Artist

Damian

Genre: International ,South/Eastern European ,Ethnic Fusion
Origin: U.S.A
Listen on Coda
Romanian pan flute master Damian Draghici resists simple classification as an artist. Although many of his recordings remain purely instrumental, with occasional vocal contributions from guests, his output often falls under the broad umbrella of world music without ever confining itself to a single regional tradition. A gypsy by heritage, the unpredictable performer draws from an eclectic array of sources, including rock, pop, jazz, new age, and classical music, alongside Eastern European, Mediterranean, Middle Eastern, and Latin influences, with particular emphasis on Spanish flamenco as well as Afro-Cuban salsa and Andean styles from South America. Now based in Los Angeles, he was born and raised in Bucharest, Romania, where he also developed facility on piano as a secondary instrument. Old enough to recall the oppressive Communist era that gripped Romania and much of Eastern Europe, he experienced a regime under the late dictator Nikolai Ceaucescu that ranked among the harshest and most repressive during the 1970s and 1980s. Despite official disapproval of rock music and the regime’s notorious record of human-rights violations, Draghici absorbed whatever sounds he could access and acquired English through repeated viewings of American films.
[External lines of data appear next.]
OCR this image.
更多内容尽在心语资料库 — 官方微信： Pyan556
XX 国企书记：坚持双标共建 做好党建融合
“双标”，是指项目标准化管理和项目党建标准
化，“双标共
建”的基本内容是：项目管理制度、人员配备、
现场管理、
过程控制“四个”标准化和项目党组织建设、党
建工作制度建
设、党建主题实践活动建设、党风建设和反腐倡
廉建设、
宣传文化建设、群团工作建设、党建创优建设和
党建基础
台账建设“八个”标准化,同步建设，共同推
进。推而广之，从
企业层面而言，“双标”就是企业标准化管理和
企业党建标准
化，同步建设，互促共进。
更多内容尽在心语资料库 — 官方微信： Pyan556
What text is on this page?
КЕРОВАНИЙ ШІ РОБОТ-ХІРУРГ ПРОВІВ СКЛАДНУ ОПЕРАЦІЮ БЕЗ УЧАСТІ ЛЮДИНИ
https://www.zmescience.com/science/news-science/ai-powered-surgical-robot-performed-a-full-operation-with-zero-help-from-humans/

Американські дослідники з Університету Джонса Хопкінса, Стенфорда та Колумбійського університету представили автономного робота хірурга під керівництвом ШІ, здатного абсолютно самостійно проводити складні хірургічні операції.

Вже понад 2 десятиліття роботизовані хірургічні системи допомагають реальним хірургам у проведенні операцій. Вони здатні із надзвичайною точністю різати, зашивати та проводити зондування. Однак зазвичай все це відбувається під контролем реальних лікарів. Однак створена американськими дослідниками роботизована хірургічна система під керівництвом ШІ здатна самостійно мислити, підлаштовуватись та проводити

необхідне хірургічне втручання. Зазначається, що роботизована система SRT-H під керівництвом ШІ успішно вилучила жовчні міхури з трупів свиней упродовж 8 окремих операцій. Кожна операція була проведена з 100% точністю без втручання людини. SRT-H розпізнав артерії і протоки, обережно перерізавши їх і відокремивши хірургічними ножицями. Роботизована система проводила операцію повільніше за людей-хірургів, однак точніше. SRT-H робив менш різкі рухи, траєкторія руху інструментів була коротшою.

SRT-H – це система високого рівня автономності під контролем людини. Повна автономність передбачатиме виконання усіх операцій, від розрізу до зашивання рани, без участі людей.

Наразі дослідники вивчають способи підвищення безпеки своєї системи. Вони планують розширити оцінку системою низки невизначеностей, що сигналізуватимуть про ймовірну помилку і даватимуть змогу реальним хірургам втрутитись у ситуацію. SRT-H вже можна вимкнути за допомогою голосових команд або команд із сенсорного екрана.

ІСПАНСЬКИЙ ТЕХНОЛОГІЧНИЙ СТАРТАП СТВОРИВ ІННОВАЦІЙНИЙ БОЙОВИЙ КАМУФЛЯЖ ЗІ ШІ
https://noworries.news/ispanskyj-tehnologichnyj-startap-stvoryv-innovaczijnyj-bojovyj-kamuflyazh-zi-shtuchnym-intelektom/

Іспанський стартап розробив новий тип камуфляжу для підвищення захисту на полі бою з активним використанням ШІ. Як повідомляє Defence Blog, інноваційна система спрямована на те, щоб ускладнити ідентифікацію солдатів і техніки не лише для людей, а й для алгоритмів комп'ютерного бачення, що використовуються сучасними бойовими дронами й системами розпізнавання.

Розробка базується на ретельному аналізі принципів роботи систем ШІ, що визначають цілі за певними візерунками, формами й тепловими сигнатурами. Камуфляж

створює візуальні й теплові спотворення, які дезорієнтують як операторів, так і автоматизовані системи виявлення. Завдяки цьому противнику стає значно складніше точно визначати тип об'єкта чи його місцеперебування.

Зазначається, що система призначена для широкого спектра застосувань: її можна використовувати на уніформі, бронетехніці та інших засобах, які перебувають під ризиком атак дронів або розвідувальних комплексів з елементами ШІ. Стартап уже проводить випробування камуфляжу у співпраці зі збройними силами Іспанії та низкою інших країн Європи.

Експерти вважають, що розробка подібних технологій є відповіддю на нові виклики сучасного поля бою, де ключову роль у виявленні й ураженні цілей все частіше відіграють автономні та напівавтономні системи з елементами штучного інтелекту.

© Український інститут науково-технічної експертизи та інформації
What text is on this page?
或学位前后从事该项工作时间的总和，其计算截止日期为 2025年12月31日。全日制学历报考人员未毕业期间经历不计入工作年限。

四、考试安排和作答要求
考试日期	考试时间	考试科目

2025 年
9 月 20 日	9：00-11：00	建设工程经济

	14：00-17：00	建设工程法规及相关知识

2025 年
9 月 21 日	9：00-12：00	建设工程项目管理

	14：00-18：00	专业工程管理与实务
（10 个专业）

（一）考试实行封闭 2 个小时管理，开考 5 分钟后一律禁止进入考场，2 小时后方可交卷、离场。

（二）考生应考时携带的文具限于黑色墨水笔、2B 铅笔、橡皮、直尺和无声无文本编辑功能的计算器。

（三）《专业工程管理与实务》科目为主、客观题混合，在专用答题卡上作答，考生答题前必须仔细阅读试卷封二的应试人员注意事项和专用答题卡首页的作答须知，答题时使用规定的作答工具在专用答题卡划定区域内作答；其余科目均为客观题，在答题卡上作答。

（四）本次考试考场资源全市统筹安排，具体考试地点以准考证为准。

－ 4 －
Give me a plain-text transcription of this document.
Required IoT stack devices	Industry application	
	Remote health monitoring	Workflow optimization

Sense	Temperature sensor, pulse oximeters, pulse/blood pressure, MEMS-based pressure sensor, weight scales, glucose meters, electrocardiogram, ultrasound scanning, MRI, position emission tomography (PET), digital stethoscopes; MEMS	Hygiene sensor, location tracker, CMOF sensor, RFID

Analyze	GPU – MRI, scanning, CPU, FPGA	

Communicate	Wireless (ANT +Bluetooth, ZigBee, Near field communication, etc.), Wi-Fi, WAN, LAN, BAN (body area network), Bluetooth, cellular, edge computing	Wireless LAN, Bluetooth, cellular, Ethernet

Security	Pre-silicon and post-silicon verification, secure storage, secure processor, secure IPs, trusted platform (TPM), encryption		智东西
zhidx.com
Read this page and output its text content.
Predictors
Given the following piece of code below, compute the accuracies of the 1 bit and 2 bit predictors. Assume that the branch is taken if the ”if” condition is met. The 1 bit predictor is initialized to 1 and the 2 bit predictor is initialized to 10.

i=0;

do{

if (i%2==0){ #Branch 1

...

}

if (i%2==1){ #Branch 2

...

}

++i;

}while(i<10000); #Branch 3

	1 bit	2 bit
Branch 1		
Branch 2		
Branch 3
An uncle provided his initial introduction to the pan flute, offering two lessons before departing the country, after which Draghici continued entirely on his own. Persistent practice led to an early breakthrough: at age fourteen he performed European classical pieces by Amadeus Mozart and Johann Sebastian Bach on national television. His technical command soon earned him the Romanian nickname “the Speed of Light,” reflecting his capacity to navigate intricate passages at rapid tempos. Seeking international opportunities once he reached adulthood, he requested a visa in 1988, only to have it denied by the Ceaucescu government. Determined to leave, he hiked roughly four hundred miles and successfully crossed into Athens, Greece.

Months later he learned that Ceaucescu’s government had collapsed and the dictator had been executed, coinciding with the broader shift across Eastern Europe as nations such as Russia, Poland, Czechoslovakia, and Hungary abandoned Communism in favor of free enterprise during the 1980s and 1990s. Draghici chose to remain in the West rather than return home, settling in Athens where he performed on piano in local nightclubs. While there he applied to Boston’s Berklee College of Music and gained admission as a pianist; after demonstrating his skills by interpreting Charlie Parker’s bebop standard “Yardbird Suite” on the pan flute for faculty, he received a full four-year scholarship. He completed the program in only two years and subsequently relocated to Los Angeles. By 2000 he had issued at least twelve albums, though his first American release came with the 1999 recording Romanian Gypsy: Pan Flute Virtuoso on the Lyrichord label. In November 2001 he returned to Romania to perform before approximately seventy-two thousand listeners at Bucharest’s Centru Civic; the concert was recorded and later issued by Naimad Records as In Concert from Bucharest in the United States in June 2002.